The attack at the end
perhaps doesn’t quite satisfy. It is really rather over before you know it
despite a big build up towards it. You’d think the villain wouldn’t be so
careless, but again it is a beast unleashed…not a methodical, planned attack,
but a wolf ready to brutalize.
The emphasis on the limitations of a crippled
kid wanting to play like other kids is important to King…at one point early,
the narrator says he was her cross to bear. How the sister is frustrated by
having to dote on her brother and how he wishes she wasn’t angry towards him,
until the werewolf brings them together for good, is also important in the King
screenplay. I think this film is an enigma. It seems fashioned for kids/teens
yet the adult themes (harsh language, some nasty violence like a bat attack on
a head and a gruesome werewolf attack on a pregnant woman on her bed) interfere
with a message that seems ideally meant for a younger crowd.

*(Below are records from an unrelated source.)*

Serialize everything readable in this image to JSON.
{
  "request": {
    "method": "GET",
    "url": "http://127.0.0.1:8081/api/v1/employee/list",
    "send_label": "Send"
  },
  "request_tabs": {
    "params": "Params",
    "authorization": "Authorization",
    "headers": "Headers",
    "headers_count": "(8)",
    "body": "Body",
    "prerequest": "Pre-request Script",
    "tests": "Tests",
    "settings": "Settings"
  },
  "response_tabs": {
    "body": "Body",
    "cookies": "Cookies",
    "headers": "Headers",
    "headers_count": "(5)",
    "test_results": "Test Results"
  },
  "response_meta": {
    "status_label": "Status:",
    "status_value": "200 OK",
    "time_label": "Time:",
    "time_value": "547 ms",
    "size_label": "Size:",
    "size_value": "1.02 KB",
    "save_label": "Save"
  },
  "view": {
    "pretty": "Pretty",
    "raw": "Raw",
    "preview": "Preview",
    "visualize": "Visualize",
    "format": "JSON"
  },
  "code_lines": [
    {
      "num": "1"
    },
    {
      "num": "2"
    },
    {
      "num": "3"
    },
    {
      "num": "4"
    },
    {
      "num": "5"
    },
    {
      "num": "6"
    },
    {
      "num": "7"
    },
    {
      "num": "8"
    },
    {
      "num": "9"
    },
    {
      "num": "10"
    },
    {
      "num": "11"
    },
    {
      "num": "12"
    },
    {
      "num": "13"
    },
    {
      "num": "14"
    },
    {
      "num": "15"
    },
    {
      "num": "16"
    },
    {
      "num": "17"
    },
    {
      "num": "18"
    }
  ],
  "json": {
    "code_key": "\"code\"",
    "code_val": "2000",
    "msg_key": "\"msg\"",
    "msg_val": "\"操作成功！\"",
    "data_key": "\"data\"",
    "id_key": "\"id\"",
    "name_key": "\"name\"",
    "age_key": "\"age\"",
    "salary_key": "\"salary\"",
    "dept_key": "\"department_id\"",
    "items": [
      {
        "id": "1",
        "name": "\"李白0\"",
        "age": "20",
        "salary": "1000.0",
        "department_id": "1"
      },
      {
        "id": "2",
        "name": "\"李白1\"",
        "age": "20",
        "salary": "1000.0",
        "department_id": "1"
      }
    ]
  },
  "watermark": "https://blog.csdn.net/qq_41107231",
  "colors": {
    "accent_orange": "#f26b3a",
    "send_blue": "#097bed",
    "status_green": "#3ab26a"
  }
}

There's one scene I think is perhaps not mentioned enough when talking shop about Silver Bullet. Haim's kid staring alertly at his friend flying the kite he just pulled from a tree as if he knows something bad will be happening to him. He can't seem to break his eyes from his friend, and it has this ominous clairvoyance. He's the next victim. The bloody kite carried by O'Quinn carries more power than a hideous crime scene ever could, really.